Peter Elbow, author of Writing Without Teachers, brought the writing process movement into classrooms across the U.S. In his the introduction to Writing Alone and With Others, he called Pat Schneider “the best teacher of writing I know.” The practices outlined in the book have proven effective in graduate school classrooms and in work with the homeless, in children’s schoolrooms, with nursing students, in bereavement groups and in living rooms among friends.
Unique to the AWA method, at the time of the publication of the book, are these two revolutionary practices:
Everything in the writing workshop is treated as fiction, to keep the focus on the writing rather than the personal and to minimize the vulnerability of the writer. The teacher or leader writes with the participants, and reads aloud along with the other writers. These practices, along with keeping all writing confidential, responding to just-written work with positive attention on what is strong in the writing, create an environment that is non-hierarchical, honest, and safe. Accomplished and beginning writers learn from one another in a generous atmosphere that works seriously to develop craft and holds personal respect for the value of every voice.
The AWA method has been used successfully with experienced writers as well as beginners, writers who have confidence as well as those who are uncertain.

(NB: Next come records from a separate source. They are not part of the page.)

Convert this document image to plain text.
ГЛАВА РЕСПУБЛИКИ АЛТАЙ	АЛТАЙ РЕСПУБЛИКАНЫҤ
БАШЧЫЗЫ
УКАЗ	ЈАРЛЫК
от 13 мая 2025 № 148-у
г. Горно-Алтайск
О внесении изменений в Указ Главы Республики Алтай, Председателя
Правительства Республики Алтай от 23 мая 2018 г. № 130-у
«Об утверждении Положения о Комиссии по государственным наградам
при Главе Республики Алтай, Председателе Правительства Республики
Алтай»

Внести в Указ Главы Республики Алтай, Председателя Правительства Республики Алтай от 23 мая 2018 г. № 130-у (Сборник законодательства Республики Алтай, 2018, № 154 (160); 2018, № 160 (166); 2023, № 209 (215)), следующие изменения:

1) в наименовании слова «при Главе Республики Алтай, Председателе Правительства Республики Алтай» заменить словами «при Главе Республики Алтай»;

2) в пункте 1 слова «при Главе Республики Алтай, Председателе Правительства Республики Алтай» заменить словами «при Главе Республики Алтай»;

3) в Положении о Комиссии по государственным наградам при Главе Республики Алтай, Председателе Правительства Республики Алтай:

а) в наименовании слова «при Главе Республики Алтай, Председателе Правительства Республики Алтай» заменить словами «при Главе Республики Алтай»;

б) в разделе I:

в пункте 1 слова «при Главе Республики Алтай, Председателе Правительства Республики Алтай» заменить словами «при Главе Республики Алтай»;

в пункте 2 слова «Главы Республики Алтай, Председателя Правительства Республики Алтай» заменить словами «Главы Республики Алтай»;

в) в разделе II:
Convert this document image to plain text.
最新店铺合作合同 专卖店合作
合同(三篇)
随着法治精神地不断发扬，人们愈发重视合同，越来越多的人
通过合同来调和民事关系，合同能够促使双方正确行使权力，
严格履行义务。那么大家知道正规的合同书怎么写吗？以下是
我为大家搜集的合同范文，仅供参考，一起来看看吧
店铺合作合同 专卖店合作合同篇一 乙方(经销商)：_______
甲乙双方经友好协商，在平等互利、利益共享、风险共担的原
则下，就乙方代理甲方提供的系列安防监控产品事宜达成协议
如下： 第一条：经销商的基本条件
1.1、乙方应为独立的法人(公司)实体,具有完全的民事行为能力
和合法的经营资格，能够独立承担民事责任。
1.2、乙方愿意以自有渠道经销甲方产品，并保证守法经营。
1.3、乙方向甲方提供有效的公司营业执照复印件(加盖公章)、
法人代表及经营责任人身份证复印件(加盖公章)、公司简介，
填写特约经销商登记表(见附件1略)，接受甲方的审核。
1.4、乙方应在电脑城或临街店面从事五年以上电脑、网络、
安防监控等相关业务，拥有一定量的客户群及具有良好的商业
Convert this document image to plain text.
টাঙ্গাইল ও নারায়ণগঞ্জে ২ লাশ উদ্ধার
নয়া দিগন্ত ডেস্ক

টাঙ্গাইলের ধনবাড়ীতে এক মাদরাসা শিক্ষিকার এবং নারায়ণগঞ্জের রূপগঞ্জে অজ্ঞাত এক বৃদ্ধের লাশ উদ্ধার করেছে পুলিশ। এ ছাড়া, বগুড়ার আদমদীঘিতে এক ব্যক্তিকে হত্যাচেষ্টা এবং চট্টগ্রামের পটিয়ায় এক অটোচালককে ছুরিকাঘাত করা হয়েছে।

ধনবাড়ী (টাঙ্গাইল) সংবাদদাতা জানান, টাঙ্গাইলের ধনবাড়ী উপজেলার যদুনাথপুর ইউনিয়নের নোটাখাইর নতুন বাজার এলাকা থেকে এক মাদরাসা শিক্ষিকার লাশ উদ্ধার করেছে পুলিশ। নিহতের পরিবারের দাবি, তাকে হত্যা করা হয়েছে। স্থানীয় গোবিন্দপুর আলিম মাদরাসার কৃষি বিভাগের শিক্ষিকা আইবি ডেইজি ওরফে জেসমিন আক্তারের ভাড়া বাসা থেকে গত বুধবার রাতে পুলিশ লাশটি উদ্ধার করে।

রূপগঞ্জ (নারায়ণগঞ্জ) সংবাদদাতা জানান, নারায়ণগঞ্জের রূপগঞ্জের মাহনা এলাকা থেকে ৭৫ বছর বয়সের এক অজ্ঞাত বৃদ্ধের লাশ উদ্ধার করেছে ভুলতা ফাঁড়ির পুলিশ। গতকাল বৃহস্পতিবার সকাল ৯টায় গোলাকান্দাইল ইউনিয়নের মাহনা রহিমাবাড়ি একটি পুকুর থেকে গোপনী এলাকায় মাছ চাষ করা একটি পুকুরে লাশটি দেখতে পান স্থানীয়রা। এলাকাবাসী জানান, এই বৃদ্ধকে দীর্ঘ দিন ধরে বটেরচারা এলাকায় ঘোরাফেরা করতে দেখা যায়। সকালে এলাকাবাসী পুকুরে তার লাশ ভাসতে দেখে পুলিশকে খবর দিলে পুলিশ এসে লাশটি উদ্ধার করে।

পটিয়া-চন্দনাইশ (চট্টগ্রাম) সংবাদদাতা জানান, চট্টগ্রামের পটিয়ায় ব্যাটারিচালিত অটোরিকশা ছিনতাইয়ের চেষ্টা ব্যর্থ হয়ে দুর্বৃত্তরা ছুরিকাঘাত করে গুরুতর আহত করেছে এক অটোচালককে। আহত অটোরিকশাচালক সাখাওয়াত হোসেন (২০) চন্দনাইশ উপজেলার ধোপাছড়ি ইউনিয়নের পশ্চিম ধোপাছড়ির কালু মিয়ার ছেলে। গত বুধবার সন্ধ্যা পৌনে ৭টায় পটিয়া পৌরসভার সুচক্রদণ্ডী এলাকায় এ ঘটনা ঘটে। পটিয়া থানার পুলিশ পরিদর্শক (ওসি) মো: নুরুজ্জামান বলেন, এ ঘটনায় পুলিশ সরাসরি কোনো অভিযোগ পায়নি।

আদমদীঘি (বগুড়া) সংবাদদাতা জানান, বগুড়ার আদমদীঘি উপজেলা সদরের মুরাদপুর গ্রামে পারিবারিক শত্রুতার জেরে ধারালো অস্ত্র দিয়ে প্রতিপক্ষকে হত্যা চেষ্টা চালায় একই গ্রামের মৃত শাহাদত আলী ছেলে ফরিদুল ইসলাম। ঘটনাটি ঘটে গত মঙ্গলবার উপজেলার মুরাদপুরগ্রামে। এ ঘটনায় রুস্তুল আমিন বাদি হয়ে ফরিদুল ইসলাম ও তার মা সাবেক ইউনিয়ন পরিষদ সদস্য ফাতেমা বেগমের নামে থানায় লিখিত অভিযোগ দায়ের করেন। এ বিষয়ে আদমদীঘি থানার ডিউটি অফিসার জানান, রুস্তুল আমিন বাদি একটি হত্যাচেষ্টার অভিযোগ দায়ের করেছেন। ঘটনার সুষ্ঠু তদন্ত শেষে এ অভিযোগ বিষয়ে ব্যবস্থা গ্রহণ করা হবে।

It has been equally effective in helping those whose voices have traditionally been silenced by poverty, discrimination, illness, age or other obstacles to achieving the powerful combination of language and confidence needed to overcome social barriers. While the AWA method is not therapy, it has great healing potential for writers from all backgrounds. Writers who have used the AWA method have published major works and taken top prizes and awards in the U.S. and Ireland, and over a thousand have completed the AWA training program in workshop leadership.